Le vieux papillon et le jeune










Le vieux papillon et le jeune



Fuyez, mon fils, fuyez cette flamme infidèle,
Disait un jour à son cher nourrisson
Un vieux routier de papillon.
Moi-même maintes fois je m'y suis brûlé l'aile ;
Moi-même bien souvent j'ai manqué d'y rester.
Fuyez-la donc, vous dis-je, avec un soin extrême.
Le jeune papillon promit de l'éviter.
Mais pourquoi donc, disait-il en lui-même,
Me tant recommander d'éviter ce flambeau ?

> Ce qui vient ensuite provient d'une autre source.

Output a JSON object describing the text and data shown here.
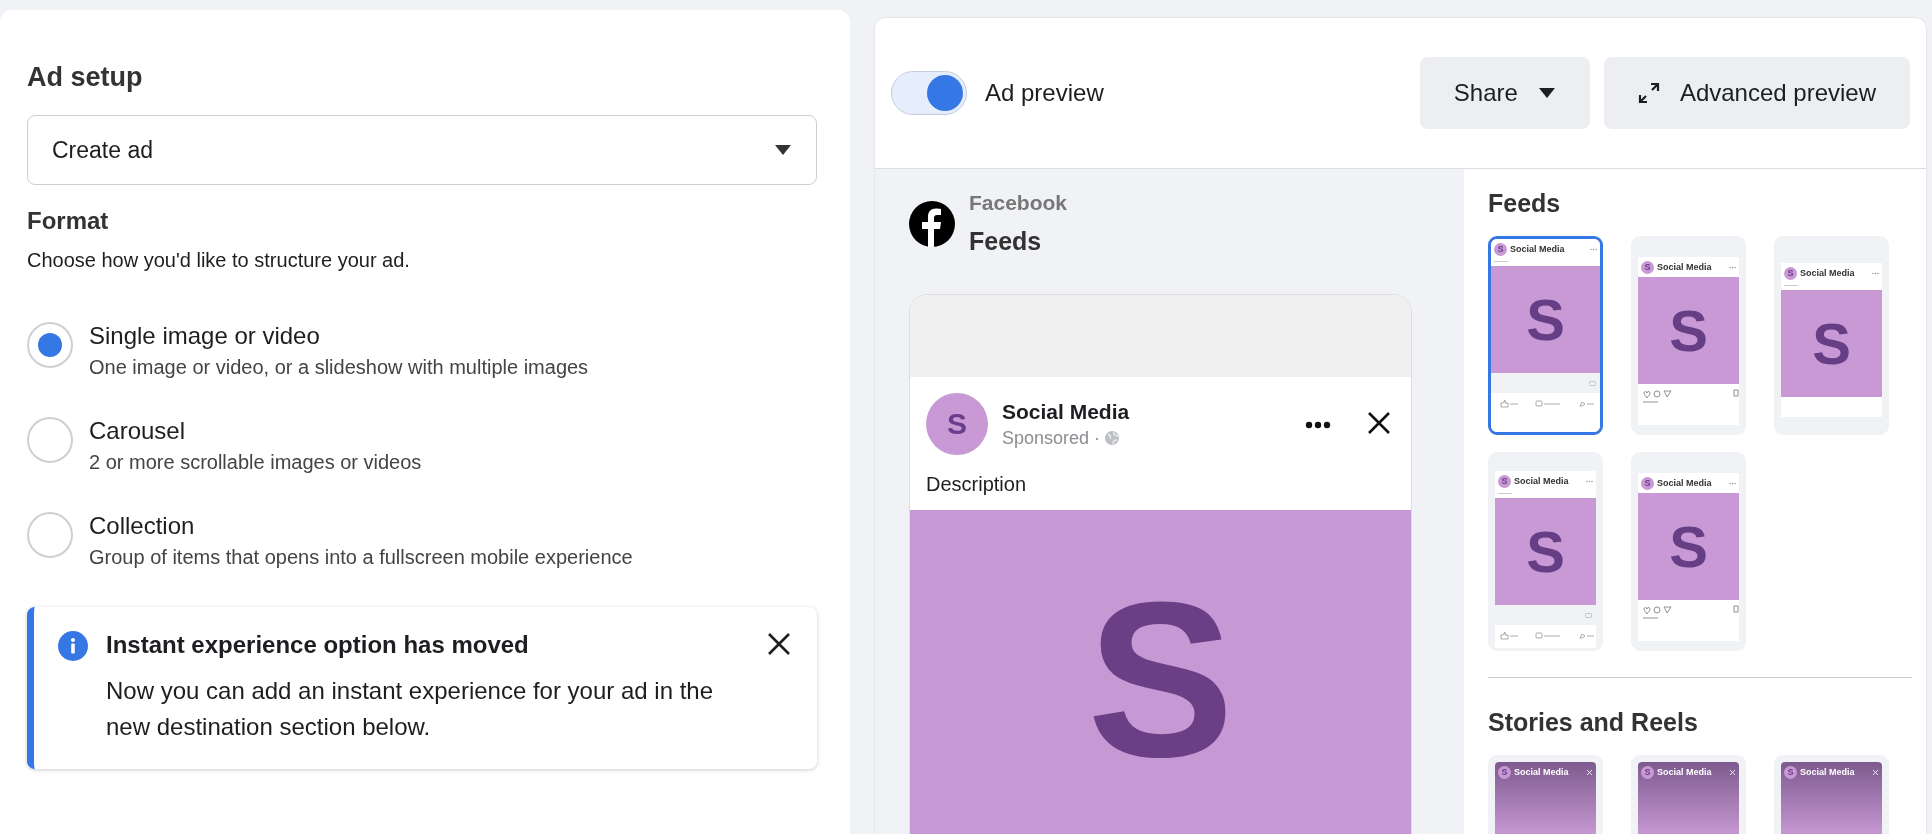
{
  "ad_setup": {
    "title": "Ad setup",
    "dropdown": {
      "value": "Create ad"
    },
    "format": {
      "title": "Format",
      "description": "Choose how you'd like to structure your ad.",
      "options": [
        {
          "label": "Single image or video",
          "description": "One image or video, or a slideshow with multiple images",
          "selected": true
        },
        {
          "label": "Carousel",
          "description": "2 or more scrollable images or videos",
          "selected": false
        },
        {
          "label": "Collection",
          "description": "Group of items that opens into a fullscreen mobile experience",
          "selected": false
        }
      ]
    },
    "notice": {
      "title": "Instant experience option has moved",
      "body": "Now you can add an instant experience for your ad in the new destination section below."
    }
  },
  "preview": {
    "toggle": {
      "label": "Ad preview",
      "on": true
    },
    "buttons": [
      {
        "label": "Share",
        "kind": "dropdown"
      },
      {
        "label": "Advanced preview",
        "kind": "expand"
      }
    ],
    "placement": {
      "platform": "Facebook",
      "name": "Feeds"
    },
    "post": {
      "page_name": "Social Media",
      "avatar_letter": "S",
      "meta": "Sponsored ·",
      "description": "Description",
      "image_letter": "S"
    },
    "sections": [
      {
        "title": "Feeds",
        "thumbnails": [
          {
            "kind": "facebook",
            "page_name": "Social Media",
            "avatar_letter": "S",
            "image_letter": "S",
            "selected": true
          },
          {
            "kind": "instagram",
            "page_name": "Social Media",
            "avatar_letter": "S",
            "image_letter": "S",
            "selected": false
          },
          {
            "kind": "plain",
            "page_name": "Social Media",
            "avatar_letter": "S",
            "image_letter": "S",
            "selected": false
          },
          {
            "kind": "facebook",
            "page_name": "Social Media",
            "avatar_letter": "S",
            "image_letter": "S",
            "selected": false
          },
          {
            "kind": "instagram",
            "page_name": "Social Media",
            "avatar_letter": "S",
            "image_letter": "S",
            "selected": false
          }
        ]
      },
      {
        "title": "Stories and Reels",
        "thumbnails": [
          {
            "kind": "story",
            "page_name": "Social Media",
            "avatar_letter": "S",
            "selected": false
          },
          {
            "kind": "story",
            "page_name": "Social Media",
            "avatar_letter": "S",
            "selected": false
          },
          {
            "kind": "story",
            "page_name": "Social Media",
            "avatar_letter": "S",
            "selected": false
          }
        ]
      }
    ]
  }
}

Il est si brillant et si beau !
Les vieilles gens sont trop timides ;
Un nain leur paraît un géant ;
Un petit moucheron leur est un éléphant.
S'il fallait les prendre pour guides,
On ne verrait partout que piège, que danger.
Voyons donc ces lueurs qu'on nous dit si perfides,
Et mettons-nous nous-même en état d'en juger.
A ces mots, tout autour des flammes homicides,
Notre papillonneau se mit à voltiger ;
Il n'y ressent d'abord qu'une chaleur flatteuse,
Il suit cette amorce trompeuse ;
De plus près il veut la sentir :
La flamme, par sa violence, 
Le consume et le fait périr.
Voilà ce que produit la désobéissance.